All’inizio del 1981, infatti, gli Stati Uniti stavano tornando in recessione, con la Fed guidata da Paul Volcker che lottava a colpi di strette monetarie contro l’inflazione. I titoli di Stato statunitensi si compravano a prezzi stracciati, con tassi d’interesse che sfioravano il 15%. E anche l’azionario viaggiava vicino ai minimi storici, con valutazioni estremamente convenienti: il Dow Jones per esempio boccheggiava da anni e anni sotto i mille punti, un ventesimo di quanto vale adesso. All’inizio della presidenza Reagan, insomma, si verificarono le condizioni migliori per un potente stimolo fiscale in grado di fare ripartire brillantemente la Borsa, che infatti nel giro di quattro anni raddoppiò il suo valore.

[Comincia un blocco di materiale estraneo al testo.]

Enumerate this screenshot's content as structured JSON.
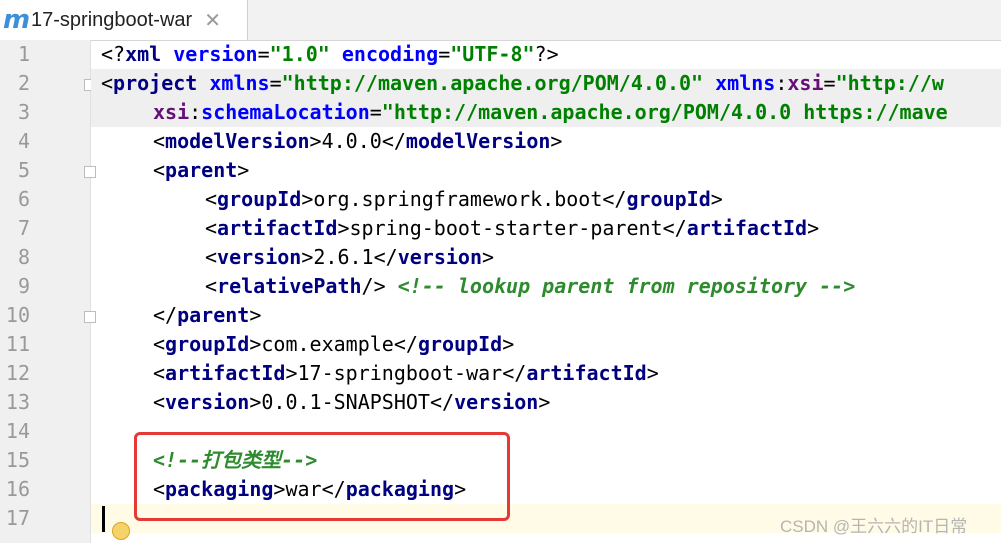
{
  "tab": {
    "icon_letter": "m",
    "title": "17-springboot-war",
    "close": "✕"
  },
  "line_numbers": [
    "1",
    "2",
    "3",
    "4",
    "5",
    "6",
    "7",
    "8",
    "9",
    "10",
    "11",
    "12",
    "13",
    "14",
    "15",
    "16",
    "17"
  ],
  "code": {
    "l1": {
      "a": "<?",
      "b": "xml ",
      "c": "version",
      "d": "=",
      "e": "\"1.0\"",
      "f": " ",
      "g": "encoding",
      "h": "=",
      "i": "\"UTF-8\"",
      "j": "?>"
    },
    "l2": {
      "a": "<",
      "b": "project ",
      "c": "xmlns",
      "d": "=",
      "e": "\"http://maven.apache.org/POM/4.0.0\"",
      "f": " ",
      "g": "xmlns",
      "h": ":",
      "i": "xsi",
      "j": "=",
      "k": "\"http://w"
    },
    "l3": {
      "a": "xsi",
      "b": ":",
      "c": "schemaLocation",
      "d": "=",
      "e": "\"http://maven.apache.org/POM/4.0.0 https://mave"
    },
    "l4": {
      "a": "<",
      "b": "modelVersion",
      "c": ">",
      "d": "4.0.0",
      "e": "</",
      "f": "modelVersion",
      "g": ">"
    },
    "l5": {
      "a": "<",
      "b": "parent",
      "c": ">"
    },
    "l6": {
      "a": "<",
      "b": "groupId",
      "c": ">",
      "d": "org.springframework.boot",
      "e": "</",
      "f": "groupId",
      "g": ">"
    },
    "l7": {
      "a": "<",
      "b": "artifactId",
      "c": ">",
      "d": "spring-boot-starter-parent",
      "e": "</",
      "f": "artifactId",
      "g": ">"
    },
    "l8": {
      "a": "<",
      "b": "version",
      "c": ">",
      "d": "2.6.1",
      "e": "</",
      "f": "version",
      "g": ">"
    },
    "l9": {
      "a": "<",
      "b": "relativePath",
      "c": "/>",
      "d": " ",
      "e": "<!-- lookup parent from repository -->"
    },
    "l10": {
      "a": "</",
      "b": "parent",
      "c": ">"
    },
    "l11": {
      "a": "<",
      "b": "groupId",
      "c": ">",
      "d": "com.example",
      "e": "</",
      "f": "groupId",
      "g": ">"
    },
    "l12": {
      "a": "<",
      "b": "artifactId",
      "c": ">",
      "d": "17-springboot-war",
      "e": "</",
      "f": "artifactId",
      "g": ">"
    },
    "l13": {
      "a": "<",
      "b": "version",
      "c": ">",
      "d": "0.0.1-SNAPSHOT",
      "e": "</",
      "f": "version",
      "g": ">"
    },
    "l15": {
      "a": "<!--打包类型-->"
    },
    "l16": {
      "a": "<",
      "b": "packaging",
      "c": ">",
      "d": "war",
      "e": "</",
      "f": "packaging",
      "g": ">"
    }
  },
  "watermark": "CSDN @王六六的IT日常",
  "colors": {
    "highlight_box": "#e53935",
    "tag": "#000080",
    "attr": "#0000ff",
    "value": "#008000",
    "comment": "#2e8b2e"
  }
}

Nell’era Trump la situazione è completamente diversa. I titoli di Stato sono molto cari, avendo raggiunto nell’estate i minimi dal secondo dopoguerra (1,6%, quasi un decimo dei rendimento dell’era Reagan) e Wall Street anziché ai minimi si ritrova ai massimi di tutti i tempi. Le incognite sul futuro non mancano. «In un suo recente intervento il presidente della Fed, Janet Yellen, ha ricordato che un rallentamento causato da shock della domanda potrebbe incidere sulla forza lavoro con ripercussioni negative e di lunga durata – spiega Mike Gitlin Responsabile del reddito fisso di Capital Group – . Sussiste inoltre il rischio che un inasprimento delle condizioni finanziarie, provocato dal rialzo dei tassi d’interesse, possa generare una battuta d’arresto della crescita. Non dimentichiamo che siamo all’89° mese di un’espansione che fa seguito a una recessione, mentre la durata media dei periodi di crescita dal dopoguerra a oggi è stata pari a 58 mesi».

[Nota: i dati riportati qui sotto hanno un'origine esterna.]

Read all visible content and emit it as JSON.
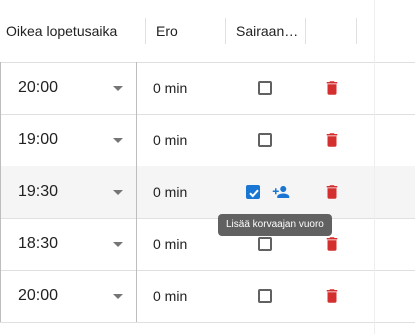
{
  "columns": {
    "end_time": "Oikea lopetusaika",
    "diff": "Ero",
    "sick": "Sairaan…"
  },
  "rows": [
    {
      "time": "20:00",
      "diff": "0 min",
      "sick": false
    },
    {
      "time": "19:00",
      "diff": "0 min",
      "sick": false
    },
    {
      "time": "19:30",
      "diff": "0 min",
      "sick": true,
      "highlighted": true
    },
    {
      "time": "18:30",
      "diff": "0 min",
      "sick": false
    },
    {
      "time": "20:00",
      "diff": "0 min",
      "sick": false
    }
  ],
  "tooltip": "Lisää korvaajan vuoro",
  "icons": {
    "dropdown": "chevron-down-icon",
    "checkbox": "checkbox-icon",
    "add_person": "person-add-icon",
    "delete": "trash-icon"
  },
  "colors": {
    "delete": "#d32f2f",
    "checked": "#1976d2",
    "add_person": "#1976d2",
    "tooltip_bg": "#616161"
  }
}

Il quadriennio di “The Donald”, dal punto di vista economico, somigliapiuttosto a quello dei primi anni Cinquanta. Come nota Ed Clissold di Ned Davis Research, durante la seconda guerra mondiale la Fed si piegò alle esigenze belliche rinunciando ad alzare i tassi nonostante la superinflazione. Dopo anni di “repressione finanziaria” simili a quelli del recente passato, la banca centrale statunitense riconquistò la propria indipendenza all’inizio del 1951 avviando un percorso di rialzo dei tassi (allora al 2,5%, più o meno come ora) che sarebbe proseguito fino al 1966.
Ma gli anni Cinquanta furono anche quelli dell’enorme spesa pubblica in infrastrutture, con la costruzione di grandi autostrade e l’estensione delle aree urbane, qualcosa di simile a ciò che sogna Trump. L’azionario naturalmente salì. Come sta salendo anche oggi, nella promessa di una spesa espansiva. Anche se probabilmente non riuscirà a raggiungere le vette dell’epoca Reagan. Semplicemente perché è troppo caro.